We take baby steps towards Loans. Loans are like those tricky questions in our exams, where we have to meditate hard to make the right choice.
Deciding upon which loans to take depends upon numerous parameters such as whether you want to take up a house or cater to your your child’s education or go on a vacation.

Taking loans is a financial commitment, and by agreeing for it, you are basically agreeing to pay a fixed part of your salary till your loan is repaid.
Loans can be majorly categorised into unsecured and secured loans. Sit back and read on further to know about these loans.

Secured Loans:- These loans are guarded by an asset or a collateral Through secured loans, you can get a huge sum of money. Putting your house or your car is a good enough security against the loan taken. Secured loans offer lower rates of interests, higher borrowing limits and longer repayment terms as compared to unsecured loans. The lender has the right to take you asset incase you become delinquent. Also if the selling price does not cover the debt, then the lender can pursue you to settle the difference in amount.

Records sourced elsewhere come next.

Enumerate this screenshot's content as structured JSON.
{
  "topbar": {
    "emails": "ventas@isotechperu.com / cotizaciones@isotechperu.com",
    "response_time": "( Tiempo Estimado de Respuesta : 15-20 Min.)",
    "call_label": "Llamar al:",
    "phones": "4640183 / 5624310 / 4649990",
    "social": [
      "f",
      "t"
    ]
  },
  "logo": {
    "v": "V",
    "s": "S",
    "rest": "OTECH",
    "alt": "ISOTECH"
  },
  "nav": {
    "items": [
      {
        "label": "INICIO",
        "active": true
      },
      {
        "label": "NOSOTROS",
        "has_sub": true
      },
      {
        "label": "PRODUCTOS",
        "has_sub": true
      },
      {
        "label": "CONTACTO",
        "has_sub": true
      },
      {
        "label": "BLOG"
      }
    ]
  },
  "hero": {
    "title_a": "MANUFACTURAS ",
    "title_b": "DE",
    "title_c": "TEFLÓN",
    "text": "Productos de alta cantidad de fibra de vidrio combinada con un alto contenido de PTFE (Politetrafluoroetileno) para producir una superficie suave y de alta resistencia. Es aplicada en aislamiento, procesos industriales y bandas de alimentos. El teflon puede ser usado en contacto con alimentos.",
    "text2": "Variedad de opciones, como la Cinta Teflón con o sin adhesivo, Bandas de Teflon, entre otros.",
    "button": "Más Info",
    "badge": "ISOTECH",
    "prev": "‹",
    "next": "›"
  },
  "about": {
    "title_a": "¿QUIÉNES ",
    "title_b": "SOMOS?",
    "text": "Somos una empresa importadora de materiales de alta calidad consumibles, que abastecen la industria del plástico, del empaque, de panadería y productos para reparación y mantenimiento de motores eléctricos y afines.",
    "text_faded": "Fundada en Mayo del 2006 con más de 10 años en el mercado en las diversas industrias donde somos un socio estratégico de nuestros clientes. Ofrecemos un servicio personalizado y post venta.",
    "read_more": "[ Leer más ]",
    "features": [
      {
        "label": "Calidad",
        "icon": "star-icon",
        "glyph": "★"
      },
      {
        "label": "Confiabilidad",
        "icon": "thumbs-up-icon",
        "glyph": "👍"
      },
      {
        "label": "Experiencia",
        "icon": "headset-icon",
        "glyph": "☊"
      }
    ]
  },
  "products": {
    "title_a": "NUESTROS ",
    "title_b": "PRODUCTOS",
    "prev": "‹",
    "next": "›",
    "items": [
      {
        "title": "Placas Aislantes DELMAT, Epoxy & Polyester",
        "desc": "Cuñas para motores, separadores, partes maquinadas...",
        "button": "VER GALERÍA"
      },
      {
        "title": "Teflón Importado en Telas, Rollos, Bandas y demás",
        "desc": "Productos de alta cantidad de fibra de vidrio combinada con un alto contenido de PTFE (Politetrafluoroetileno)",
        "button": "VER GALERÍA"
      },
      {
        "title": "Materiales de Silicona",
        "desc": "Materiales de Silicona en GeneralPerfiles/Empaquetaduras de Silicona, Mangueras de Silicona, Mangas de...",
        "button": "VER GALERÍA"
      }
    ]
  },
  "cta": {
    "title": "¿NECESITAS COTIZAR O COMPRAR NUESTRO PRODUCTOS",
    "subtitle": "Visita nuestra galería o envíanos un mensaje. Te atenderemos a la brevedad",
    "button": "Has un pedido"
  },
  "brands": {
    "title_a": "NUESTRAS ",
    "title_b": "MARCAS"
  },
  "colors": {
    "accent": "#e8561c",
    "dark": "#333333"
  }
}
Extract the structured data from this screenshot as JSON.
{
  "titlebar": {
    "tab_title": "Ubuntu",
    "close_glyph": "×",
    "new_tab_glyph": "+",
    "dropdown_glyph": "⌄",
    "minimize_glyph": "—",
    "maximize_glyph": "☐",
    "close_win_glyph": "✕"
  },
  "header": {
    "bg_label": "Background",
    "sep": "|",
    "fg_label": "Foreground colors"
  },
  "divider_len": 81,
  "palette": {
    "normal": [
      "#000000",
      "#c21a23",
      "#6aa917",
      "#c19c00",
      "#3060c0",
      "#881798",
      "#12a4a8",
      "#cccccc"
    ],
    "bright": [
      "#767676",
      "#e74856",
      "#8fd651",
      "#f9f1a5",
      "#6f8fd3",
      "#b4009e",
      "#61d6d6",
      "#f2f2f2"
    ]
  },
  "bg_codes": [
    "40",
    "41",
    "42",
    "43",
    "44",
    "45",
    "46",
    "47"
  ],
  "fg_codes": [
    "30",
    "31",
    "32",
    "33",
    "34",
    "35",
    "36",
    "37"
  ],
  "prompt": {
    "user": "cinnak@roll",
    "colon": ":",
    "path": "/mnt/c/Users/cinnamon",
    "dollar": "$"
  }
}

Some examples of Secured Loans are
1. Mortgage wherein your house is taken as security against your loan
2. Auto Loan: Here your vehicle is taken as security against your loan

The perks of Secured loans:-
Cost:- Secured loans are less expensive as compared to Unsecured loans.
Easy Accessibility – Secured loans can be obtained even if your credit score is bad. The lender can seize property incase of failure in repayment.
Tax deduction on interest:– The interest paid on the loans such as mortgage is tax deductible.

The downfalls:-
Losing your assets – You can lose a valuable asset, however the lender loses zero.

Unsecured Loans:- Here you do not have to give the right to your assets to the lender. Lenders are more prone to risks here.
When you apply for an unsecured loan, the loan gets sanctioned by the user on the basis of repayment capability. The borrower is judged on certain parameters such as credit history, capital, collateral , borrower’s current financial situation as well as prevalent economic factors) . His/her character is also taken into consideration to convert decisions to actions.

Some examples of Unsecured Loans are
1.Credit Cards
2.Personal Loans

The perks :-
Secured Assets – You do not lose assets, because the loan does not require a collateral backing them

The downfalls :-
Harder to get – Unsecured loans might be harder to get from the lender. You need to have a good credit rating, and if you do not have one, you might be considered risk worthy.
High Interest Rates – The interest rates may be higher.
Receiving the loan of Lesser value – Also you might not get the desired amount depending upon your credit scores. Hope we have helped you to get a better understanding of loans that exist.

Be smart and take smarter decisions!